[Ulster’s Stand For Union by Ronald McNeill]@TWC D-Link book
Ulster’s Stand For Union

CHAPTER XIII
3/7

It was in three parts, dealing respectively with (a) the Supreme Court, (b) the Land Commission, and (c) County Courts; it was drawn up as an Ordinance, in the usual form of a Parliamentary Bill, and it is an indication of the spirit in which Ulster was preparing to resist an Act of Parliament that the Ordinance bore the introductory heading: "_It is Hereby Enacted by the Central Authority in the name of the King's Most Excellent Majesty that_------" Similarly, the form of "Oath or Declaration of Adherence" to be taken by Judges, Magistrates, Coroners, and other officers of the Courts, set out in a Schedule to the Ordinance, was: "I ...

of ...

being about to serve in the Courts of the Provisional Government as the Central Authority for His Majesty the King, etc." It will be remembered that the original resolution by which the Council decided to set up a Provisional Government limited its duration until Ulster should "again resume unimpaired her citizenship in the United Kingdom,"[48] and at a later date it was explicitly stated that it was to act as trustee for the Imperial Parliament.
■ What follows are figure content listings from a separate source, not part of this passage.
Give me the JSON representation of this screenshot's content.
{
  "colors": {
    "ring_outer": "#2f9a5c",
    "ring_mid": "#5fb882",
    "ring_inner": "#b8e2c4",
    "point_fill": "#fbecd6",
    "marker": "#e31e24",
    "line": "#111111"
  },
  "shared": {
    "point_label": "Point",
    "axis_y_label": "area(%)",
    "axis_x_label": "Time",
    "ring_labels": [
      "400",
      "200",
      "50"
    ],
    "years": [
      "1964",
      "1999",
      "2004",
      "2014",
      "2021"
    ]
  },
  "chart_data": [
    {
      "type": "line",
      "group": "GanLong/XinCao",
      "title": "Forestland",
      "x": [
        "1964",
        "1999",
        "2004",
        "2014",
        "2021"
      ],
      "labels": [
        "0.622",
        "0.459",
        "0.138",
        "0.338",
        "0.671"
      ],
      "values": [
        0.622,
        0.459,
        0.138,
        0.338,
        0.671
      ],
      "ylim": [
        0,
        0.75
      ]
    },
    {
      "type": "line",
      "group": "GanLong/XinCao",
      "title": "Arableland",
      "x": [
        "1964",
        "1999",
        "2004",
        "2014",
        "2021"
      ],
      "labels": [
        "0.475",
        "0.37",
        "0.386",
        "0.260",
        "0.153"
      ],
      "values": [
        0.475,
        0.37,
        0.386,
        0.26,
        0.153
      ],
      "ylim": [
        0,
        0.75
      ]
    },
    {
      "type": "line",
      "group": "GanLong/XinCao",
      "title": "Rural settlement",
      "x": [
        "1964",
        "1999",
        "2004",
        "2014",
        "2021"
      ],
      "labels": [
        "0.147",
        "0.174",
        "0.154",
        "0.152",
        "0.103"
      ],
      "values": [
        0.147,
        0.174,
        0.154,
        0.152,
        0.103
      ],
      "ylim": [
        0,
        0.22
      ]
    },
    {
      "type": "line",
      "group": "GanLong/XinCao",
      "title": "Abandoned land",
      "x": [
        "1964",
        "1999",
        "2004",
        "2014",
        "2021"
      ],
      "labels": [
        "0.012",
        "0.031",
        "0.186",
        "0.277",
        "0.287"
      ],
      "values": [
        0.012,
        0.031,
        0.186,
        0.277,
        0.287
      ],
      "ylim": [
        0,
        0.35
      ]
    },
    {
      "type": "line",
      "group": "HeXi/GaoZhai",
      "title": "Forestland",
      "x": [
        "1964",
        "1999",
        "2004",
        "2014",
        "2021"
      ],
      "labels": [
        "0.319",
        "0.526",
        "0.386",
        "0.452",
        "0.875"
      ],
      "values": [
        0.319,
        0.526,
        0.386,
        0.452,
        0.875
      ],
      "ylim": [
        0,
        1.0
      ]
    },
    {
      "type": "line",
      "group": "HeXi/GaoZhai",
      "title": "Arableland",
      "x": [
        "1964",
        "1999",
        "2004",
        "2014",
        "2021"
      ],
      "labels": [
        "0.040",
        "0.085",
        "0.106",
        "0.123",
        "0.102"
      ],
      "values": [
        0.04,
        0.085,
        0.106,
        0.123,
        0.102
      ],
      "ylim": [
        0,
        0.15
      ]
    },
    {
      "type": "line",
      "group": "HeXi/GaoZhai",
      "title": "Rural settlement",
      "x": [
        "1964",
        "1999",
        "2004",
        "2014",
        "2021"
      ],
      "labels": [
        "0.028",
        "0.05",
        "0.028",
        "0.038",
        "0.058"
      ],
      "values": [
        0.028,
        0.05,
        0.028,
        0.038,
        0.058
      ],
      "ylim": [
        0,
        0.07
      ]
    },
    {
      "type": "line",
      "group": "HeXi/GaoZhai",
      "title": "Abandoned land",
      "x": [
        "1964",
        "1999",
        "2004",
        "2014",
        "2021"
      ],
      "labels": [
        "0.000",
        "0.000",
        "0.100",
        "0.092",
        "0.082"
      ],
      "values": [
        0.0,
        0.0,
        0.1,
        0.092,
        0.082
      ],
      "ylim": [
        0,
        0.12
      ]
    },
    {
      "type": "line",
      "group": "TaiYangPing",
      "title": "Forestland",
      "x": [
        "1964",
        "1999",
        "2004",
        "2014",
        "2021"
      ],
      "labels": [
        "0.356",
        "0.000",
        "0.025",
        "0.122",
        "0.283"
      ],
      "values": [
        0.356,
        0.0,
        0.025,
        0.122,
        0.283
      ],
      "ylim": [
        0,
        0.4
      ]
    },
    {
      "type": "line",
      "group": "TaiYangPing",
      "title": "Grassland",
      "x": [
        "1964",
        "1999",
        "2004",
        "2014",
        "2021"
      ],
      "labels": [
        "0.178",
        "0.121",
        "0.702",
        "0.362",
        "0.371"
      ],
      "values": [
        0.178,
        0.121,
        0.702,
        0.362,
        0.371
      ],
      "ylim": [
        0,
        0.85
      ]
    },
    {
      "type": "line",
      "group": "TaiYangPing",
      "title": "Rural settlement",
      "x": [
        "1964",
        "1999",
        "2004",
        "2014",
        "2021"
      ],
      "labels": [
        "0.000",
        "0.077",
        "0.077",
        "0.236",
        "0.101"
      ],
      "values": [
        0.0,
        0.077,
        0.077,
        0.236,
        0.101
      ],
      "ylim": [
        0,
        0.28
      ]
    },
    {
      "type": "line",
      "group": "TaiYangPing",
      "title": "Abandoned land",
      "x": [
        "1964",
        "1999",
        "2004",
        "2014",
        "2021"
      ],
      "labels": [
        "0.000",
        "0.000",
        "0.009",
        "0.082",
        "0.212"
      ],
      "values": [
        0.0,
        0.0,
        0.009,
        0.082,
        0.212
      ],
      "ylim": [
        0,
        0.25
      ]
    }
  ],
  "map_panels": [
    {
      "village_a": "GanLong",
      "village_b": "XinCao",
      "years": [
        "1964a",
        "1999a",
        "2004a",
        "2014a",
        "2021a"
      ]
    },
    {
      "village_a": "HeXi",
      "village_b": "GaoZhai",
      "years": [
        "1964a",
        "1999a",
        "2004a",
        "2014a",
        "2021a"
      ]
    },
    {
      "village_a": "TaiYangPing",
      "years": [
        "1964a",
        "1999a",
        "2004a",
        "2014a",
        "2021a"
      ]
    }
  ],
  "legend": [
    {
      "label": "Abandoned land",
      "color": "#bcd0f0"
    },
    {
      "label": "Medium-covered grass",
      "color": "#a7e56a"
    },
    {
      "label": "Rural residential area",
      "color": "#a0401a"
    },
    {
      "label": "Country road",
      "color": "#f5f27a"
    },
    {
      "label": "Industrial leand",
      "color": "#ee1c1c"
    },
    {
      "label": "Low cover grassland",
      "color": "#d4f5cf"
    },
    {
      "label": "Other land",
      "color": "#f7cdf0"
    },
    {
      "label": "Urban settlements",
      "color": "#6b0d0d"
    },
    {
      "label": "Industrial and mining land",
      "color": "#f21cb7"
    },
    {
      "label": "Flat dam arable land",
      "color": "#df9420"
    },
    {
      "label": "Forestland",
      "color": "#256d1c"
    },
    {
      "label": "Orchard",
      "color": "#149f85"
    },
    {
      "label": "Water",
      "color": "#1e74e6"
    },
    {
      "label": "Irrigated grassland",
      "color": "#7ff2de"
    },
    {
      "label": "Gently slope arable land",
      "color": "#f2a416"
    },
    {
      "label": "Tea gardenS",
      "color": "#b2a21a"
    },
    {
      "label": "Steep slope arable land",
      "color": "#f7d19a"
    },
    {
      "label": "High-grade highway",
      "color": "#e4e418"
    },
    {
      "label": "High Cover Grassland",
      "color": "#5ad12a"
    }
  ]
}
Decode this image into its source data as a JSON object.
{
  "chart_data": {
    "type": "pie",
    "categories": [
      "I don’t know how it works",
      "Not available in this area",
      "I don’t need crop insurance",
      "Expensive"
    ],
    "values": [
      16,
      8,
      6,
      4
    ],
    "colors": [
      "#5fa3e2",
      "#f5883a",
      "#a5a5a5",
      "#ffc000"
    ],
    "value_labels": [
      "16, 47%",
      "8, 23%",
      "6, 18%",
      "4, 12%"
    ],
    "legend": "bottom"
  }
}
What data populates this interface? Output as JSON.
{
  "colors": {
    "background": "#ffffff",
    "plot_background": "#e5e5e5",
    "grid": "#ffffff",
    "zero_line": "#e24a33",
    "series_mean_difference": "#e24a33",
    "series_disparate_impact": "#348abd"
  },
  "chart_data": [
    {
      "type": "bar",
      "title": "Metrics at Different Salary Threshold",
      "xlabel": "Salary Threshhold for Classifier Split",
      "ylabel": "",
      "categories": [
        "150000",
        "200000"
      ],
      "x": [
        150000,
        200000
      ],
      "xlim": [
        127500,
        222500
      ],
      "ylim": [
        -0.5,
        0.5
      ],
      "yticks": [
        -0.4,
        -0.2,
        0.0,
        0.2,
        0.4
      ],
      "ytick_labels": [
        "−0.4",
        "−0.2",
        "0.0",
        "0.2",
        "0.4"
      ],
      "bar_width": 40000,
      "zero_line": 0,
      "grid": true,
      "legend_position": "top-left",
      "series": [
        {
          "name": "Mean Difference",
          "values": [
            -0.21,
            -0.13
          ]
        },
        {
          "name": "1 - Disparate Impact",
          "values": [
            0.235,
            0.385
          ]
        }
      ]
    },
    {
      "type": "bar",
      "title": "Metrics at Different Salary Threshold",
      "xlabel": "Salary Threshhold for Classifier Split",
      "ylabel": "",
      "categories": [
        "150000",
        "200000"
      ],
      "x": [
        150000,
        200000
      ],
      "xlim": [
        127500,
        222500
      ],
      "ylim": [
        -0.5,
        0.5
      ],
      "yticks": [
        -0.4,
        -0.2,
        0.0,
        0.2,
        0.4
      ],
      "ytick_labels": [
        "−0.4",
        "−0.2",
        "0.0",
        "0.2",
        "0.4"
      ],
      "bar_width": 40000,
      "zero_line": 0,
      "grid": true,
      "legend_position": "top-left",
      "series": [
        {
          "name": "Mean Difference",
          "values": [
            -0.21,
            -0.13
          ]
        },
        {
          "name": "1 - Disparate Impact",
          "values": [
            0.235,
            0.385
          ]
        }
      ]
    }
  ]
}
All the forms prepared for use while it remained in being purported to be issued in the name of the King.

And the Resolution adopted by the Unionist Council immediately after constituting itself the Central Authority of the Provisional Government, in which the reasons for that policy were recorded, concluded with the statement that "we, for our part, in the course we have determined to pursue, are inspired not alone by regard to the true welfare of our own country, but by devotion to the interests of our world-wide Empire and loyalty to our beloved King." If this was the language of rebels, it struck a note that can never before have been heard in a chorus of disaffection.
The demonstrations against the Government's policy which had been held during the last eighteen months, of which some account has been given, were so impressive that those which followed were inevitably less remarkable by comparison.